To paraphrase all the gripes I've been reading from mom friends on Facebook: Whatever happened to the days when all you needed for school was a few notebooks, some pencils and maybe a cute pencil case if you got lucky?
Now that both of my kids are in middle school, each class has its own supplies list, with specific color and size demands. As a result, we have spent most of summer tracking down pens and highlighters in different colors, Duo-Tang folders in different colors, #2 pencils, mechanical pencils, colored pencils, markers … how many writing utensils do you possibly need for 7th grade?
Post-it notes? Really?
I don't know how I ever made it through school without my own three-hole puncher, mini-stapler and white-out tape.
There are 44 items on one daughter's list, 45 on the other's.
Between my two daughters, we have purchased three 1 ½-inch binders and seven 1-inch binders, which probably all together weigh about 15 pounds. We were told to buy 11 packs of college-rule notebook paper and a total of 50 dividers on the same lists that require memory sticks, which seems contradictory to me.
I am trying to be The Good Mom Who Follows The Rules, but we've easily spent more than $300 on some ridiculously specific demands. And that's not counting the 20 different reading list books that cost another $100. (We can't just check them out of the library anymore because the kids are required to highlight and write in the book margins.) That bill also doesn't include the new backpacks we had to get (the old ones fell apart after toting all those school supplies around last year).
Looks like we won't be eating this week unless I find some new way to prepare crayons with 3x5 index cards.

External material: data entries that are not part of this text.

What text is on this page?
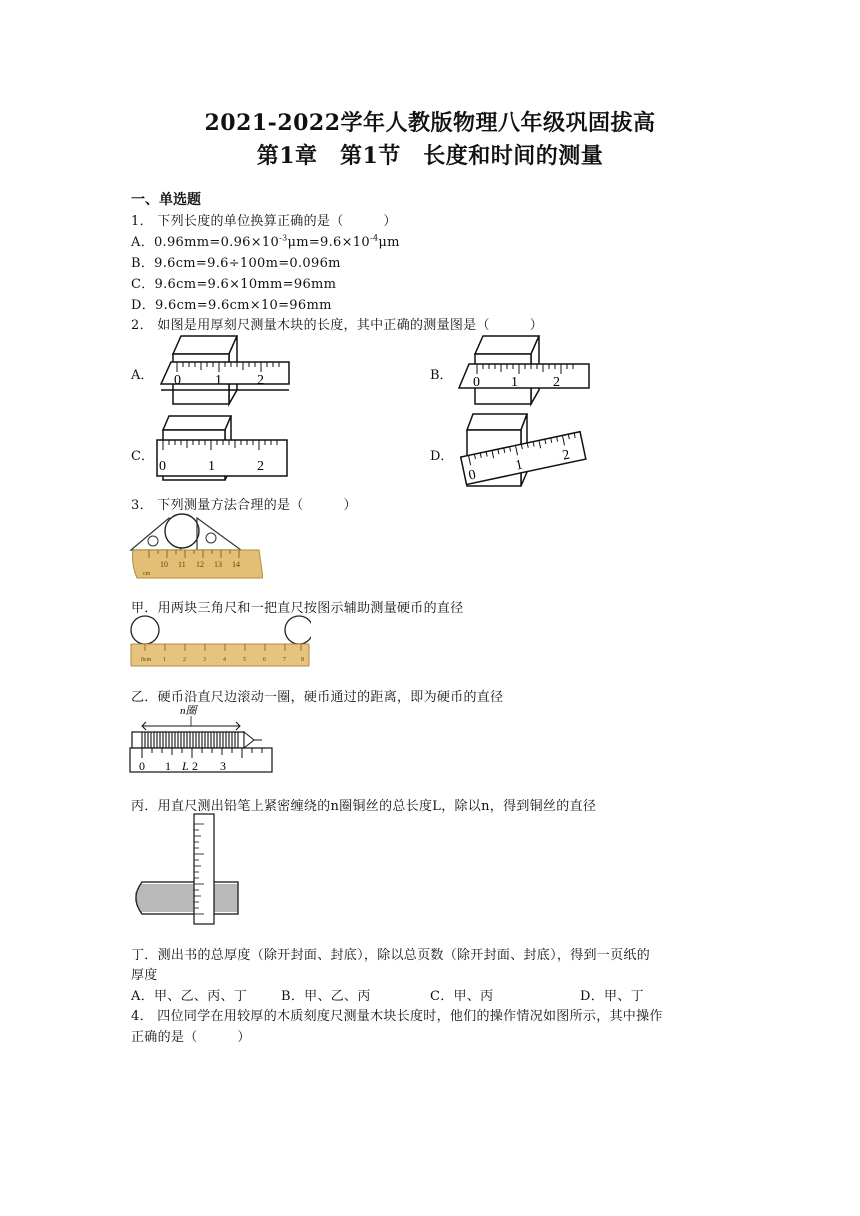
2021-2022学年人教版物理八年级巩固拔高
第1章　第1节　长度和时间的测量
一、单选题
1． 下列长度的单位换算正确的是（　　　）
A．$0.96mm=0.96\times 10^{-3}\mu m=9.6\times 10^{-4}\mu m$
B．9.6cm=9.6÷100m=0.096m
C．9.6cm=9.6×10mm=96mm
D．9.6cm=9.6cm×10=96mm
2． 如图是用厚刻尺测量木块的长度，其中正确的测量图是（　　　）
A． 0 1	2	B． 0 1	2
C．
0	1	2
D．
0
1
2
3． 下列测量方法合理的是（　　　）
cm
10 11 12 13 14
甲．用两块三角尺和一把直尺按图示辅助测量硬币的直径
0cm 1	2	3	4	5	6	7	8
乙．硬币沿直尺边滚动一圈，硬币通过的距离，即为硬币的直径
n圈
0 1 L 2 3
丙．用直尺测出铅笔上紧密缠绕的n圈铜丝的总长度L，除以n，得到铜丝的直径
丁．测出书的总厚度（除开封面、封底），除以总页数（除开封面、封底），得到一页纸的
厚度
A．甲、乙、丙、丁	B．甲、乙、丙	C．甲、丙	D．甲、丁
4． 四位同学在用较厚的木质刻度尺测量木块长度时，他们的操作情况如图所示，其中操作
正确的是（　　　）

According to Huntington Bank's 2012 "Backpack Index," the average annual cost for school supplies for an elementary school student is $548, while sending the average high school student back to school can now cost more than $1,000. No amount of coupons, tax-free weekends or back-to-school sales can ease that sticker pain.
I'm starting to think most of these teachers own stock in Office Depot.
Each year these lists seem to get longer and longer. Teachers, I'm not bashing you. I know it's tough out there. I just wish some of you would set aside your Container Store fetishes and remember to have mercy on those of us who also have it rough.